Im Schutz dieser Wohlfühlsituation können dann Schritt für Schritt die Prozesse untersucht werden, die ablaufen, wenn der Betroffene Flugangst empfindet und sich immer weiter in die Angstsituation hineinsteigert. Dabei beobachtet der NLP-Therapeut den Betroffenen genau und greift sofort unterstützend ein, wenn sich kleinste Anzeichen von Angst bemerkbar machen. Er achtet darauf, dass sich der Betroffene sicher fühlt, ruhig weiteratmet und nicht verkrampft. So lernt der Betroffene, sich der Situation, die ihm Angst macht, immer weiter anzunähern, ohne dabei Angst zu empfinden. Gleichzeitig unterstützt der Therapeut den Betroffenen dabei, die inneren Programme durch eigene, vorhandene Ressourcen abzuändern.
Übrigens: Sicherheit, Kraft und Mut sind deutlich bessere Instrumente, um der Angst zu begegnen, als Entspannung. Denn Entspannung wird oft mit Relaxen und Nichtstun gleichgesetzt. Gerade diese Passivität macht es der Angst aber leicht, die Oberhand zu gewinnen. Deshalb ist Entspannung zwar das Ziel der Therapie. Der Weg dorthin muss aber über Aktivität führen.

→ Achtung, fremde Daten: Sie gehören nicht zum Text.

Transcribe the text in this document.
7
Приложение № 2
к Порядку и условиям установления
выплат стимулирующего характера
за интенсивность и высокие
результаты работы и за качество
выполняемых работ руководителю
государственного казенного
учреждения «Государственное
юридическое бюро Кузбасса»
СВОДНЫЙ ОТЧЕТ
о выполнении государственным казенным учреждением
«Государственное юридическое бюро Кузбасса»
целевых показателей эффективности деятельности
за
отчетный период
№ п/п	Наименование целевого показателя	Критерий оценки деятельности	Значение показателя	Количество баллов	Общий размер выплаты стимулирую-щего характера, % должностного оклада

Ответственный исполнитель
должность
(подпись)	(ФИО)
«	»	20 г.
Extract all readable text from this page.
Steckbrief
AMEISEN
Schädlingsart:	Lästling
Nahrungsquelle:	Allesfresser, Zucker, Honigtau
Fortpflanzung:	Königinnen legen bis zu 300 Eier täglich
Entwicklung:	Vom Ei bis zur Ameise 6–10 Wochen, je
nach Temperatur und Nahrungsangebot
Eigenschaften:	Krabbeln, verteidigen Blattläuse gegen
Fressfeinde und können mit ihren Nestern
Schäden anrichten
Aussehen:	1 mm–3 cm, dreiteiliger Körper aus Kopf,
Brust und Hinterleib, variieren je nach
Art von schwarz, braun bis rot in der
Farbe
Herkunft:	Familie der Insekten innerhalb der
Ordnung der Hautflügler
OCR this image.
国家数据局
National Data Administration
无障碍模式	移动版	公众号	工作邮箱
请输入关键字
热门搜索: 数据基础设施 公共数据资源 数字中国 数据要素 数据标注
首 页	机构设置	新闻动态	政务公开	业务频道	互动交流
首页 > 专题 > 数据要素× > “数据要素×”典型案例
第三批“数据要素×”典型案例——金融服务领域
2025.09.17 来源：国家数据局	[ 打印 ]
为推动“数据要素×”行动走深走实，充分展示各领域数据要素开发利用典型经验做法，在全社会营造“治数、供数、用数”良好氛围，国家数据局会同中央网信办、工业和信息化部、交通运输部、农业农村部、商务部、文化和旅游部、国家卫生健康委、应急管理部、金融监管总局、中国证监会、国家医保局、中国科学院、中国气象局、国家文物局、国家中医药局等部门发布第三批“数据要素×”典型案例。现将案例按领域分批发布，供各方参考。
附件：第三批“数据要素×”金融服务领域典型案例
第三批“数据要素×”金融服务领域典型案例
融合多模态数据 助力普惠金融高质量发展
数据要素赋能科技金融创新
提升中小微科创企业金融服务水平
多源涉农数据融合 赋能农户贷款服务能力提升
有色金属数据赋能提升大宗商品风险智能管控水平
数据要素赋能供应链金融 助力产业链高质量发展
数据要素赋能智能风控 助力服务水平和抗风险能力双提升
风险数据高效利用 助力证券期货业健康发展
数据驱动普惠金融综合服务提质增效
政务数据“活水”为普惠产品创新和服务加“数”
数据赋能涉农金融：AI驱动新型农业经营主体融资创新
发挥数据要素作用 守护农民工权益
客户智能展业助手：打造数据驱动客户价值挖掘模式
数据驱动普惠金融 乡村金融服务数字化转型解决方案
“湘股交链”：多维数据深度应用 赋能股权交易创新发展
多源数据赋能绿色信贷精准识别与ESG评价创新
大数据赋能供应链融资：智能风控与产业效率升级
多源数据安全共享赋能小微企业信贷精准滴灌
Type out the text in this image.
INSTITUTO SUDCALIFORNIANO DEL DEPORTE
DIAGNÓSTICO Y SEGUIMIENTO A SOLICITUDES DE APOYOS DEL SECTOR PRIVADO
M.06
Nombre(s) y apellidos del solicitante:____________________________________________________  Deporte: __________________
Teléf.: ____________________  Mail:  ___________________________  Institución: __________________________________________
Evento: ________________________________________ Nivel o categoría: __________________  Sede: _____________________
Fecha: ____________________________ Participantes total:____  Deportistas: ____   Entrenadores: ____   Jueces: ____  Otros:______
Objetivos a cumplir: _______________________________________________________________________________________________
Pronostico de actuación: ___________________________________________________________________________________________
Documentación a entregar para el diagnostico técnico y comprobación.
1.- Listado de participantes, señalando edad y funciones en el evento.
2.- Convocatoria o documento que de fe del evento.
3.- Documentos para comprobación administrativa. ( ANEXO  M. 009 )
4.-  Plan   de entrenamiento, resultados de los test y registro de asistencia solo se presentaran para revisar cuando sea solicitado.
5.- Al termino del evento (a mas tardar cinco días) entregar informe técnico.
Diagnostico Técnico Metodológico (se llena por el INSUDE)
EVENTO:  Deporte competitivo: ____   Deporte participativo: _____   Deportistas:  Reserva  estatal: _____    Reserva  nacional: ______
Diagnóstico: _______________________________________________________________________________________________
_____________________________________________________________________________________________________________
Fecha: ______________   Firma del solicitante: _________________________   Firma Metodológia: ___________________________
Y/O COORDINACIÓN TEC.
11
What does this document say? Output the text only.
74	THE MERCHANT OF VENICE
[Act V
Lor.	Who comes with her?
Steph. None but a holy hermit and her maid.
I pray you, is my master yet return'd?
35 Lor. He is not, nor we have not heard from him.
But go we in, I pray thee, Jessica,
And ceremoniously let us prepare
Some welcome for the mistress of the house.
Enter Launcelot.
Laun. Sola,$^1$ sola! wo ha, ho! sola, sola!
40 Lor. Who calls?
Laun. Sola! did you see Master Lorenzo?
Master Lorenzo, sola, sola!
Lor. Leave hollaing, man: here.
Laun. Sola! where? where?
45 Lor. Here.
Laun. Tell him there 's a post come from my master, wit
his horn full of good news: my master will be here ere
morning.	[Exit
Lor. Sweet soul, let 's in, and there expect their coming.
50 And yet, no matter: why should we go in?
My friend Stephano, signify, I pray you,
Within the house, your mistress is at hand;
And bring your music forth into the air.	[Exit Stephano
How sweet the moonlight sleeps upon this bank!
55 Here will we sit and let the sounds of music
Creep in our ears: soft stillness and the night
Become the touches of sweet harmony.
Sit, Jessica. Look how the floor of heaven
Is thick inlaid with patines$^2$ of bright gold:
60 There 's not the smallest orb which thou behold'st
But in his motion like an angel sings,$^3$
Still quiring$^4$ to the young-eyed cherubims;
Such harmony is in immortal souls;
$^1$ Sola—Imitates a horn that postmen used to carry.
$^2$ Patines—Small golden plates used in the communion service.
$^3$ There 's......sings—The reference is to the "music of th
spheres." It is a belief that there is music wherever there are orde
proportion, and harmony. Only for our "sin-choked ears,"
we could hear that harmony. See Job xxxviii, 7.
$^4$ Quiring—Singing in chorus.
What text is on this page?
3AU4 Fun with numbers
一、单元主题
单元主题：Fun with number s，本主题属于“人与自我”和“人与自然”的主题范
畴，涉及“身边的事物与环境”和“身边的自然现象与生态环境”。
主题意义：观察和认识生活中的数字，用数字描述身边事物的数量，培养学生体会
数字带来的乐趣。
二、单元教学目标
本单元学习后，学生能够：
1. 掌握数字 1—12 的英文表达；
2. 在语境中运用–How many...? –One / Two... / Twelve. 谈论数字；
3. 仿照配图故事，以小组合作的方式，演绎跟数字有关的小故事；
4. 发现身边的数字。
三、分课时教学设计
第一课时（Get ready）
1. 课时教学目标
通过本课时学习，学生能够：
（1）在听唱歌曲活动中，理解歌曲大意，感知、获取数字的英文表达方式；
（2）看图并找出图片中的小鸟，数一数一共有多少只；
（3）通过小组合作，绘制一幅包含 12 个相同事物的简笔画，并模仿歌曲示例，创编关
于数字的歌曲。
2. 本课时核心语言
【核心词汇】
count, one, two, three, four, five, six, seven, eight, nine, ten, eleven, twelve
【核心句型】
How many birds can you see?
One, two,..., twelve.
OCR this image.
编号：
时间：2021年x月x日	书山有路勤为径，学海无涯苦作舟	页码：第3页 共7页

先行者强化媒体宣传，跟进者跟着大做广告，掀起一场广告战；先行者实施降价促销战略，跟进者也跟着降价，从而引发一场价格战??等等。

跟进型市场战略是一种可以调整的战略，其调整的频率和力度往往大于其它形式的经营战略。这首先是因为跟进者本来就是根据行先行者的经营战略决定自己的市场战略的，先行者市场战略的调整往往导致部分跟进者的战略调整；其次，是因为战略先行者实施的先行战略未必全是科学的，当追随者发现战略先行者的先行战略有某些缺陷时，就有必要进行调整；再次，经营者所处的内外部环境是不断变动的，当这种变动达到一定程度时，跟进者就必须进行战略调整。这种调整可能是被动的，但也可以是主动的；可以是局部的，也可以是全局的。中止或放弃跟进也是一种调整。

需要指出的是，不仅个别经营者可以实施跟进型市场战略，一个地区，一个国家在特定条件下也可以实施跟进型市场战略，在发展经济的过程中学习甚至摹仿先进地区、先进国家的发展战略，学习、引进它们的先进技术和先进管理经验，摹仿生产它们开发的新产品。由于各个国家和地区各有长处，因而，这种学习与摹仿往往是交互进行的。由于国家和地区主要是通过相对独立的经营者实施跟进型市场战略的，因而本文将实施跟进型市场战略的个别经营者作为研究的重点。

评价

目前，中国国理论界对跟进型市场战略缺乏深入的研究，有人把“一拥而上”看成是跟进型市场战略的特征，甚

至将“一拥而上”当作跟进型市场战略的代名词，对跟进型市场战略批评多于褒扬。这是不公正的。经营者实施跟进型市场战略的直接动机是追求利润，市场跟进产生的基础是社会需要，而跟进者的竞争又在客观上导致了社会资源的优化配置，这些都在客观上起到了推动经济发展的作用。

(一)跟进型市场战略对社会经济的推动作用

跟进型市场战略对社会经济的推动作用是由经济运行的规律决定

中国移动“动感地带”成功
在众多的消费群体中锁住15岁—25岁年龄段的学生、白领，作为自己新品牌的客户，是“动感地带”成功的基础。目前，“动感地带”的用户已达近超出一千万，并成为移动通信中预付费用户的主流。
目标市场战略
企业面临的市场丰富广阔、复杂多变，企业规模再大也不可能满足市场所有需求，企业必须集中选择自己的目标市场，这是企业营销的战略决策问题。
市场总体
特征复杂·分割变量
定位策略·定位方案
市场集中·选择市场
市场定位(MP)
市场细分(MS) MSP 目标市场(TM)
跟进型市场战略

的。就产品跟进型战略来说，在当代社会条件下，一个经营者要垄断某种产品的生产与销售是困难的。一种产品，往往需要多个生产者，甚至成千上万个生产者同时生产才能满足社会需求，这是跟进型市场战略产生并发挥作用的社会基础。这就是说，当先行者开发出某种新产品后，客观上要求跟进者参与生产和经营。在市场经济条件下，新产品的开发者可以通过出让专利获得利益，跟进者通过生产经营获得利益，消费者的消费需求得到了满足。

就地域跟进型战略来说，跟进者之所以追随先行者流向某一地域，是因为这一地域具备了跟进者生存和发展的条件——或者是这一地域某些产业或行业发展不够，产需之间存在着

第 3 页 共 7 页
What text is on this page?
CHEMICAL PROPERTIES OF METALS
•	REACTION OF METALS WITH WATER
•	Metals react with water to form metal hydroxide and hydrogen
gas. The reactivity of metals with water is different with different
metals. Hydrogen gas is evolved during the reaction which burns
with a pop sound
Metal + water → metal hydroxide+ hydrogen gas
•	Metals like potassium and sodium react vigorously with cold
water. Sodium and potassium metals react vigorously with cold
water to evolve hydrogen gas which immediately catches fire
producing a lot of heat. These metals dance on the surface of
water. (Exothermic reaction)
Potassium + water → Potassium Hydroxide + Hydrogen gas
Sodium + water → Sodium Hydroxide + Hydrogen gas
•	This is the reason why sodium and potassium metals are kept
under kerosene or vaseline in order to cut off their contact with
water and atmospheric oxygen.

Das Ziel vom NLP bei Flugangst
Das Ziel besteht darin, dass der Betroffene in Gedanken durchspielen kann, wie er ins Flugzeug einsteigt, gelassen den Start und mögliche Turbulenzen erlebt und nach der Landung ruhig wieder aussteigt. Wenn das gelungen ist, muss der Betroffene nicht mehr versuchen, seine Flugangst ständig auszublenden. Stattdessen kann er sich jederzeit vorstellen, wie er im Flugzeug sitzt und dabei entspannt bleibt. Das Nervensystem gewöhnt sich mit der Zeit an diese Vorstellung – und meldet folglich keine Gefahrensituation mehr.
NLP – wirksam oder Humbug?
Wissenschaftliche Belege für die Wirksamkeit vom NLP gibt es bisher nicht. Und Befürworter klassischer Psychotherapien stehen dem NLP mitunter sehr skeptisch gegenüber. Teilweise wird das NLP sogar als Esoterik abgetan. Andersherum gibt es viele Therapeuten und auch Betroffene, die von dem positiven Effekt dieses Verfahrens überzeugt sind. Und eine Erfolgsgarantie gibt es letztlich bei keiner Methode. Allein schon deshalb spricht nichts dagegen, NLP als Mittel gegen die Flugangst in Erwägung zu ziehen.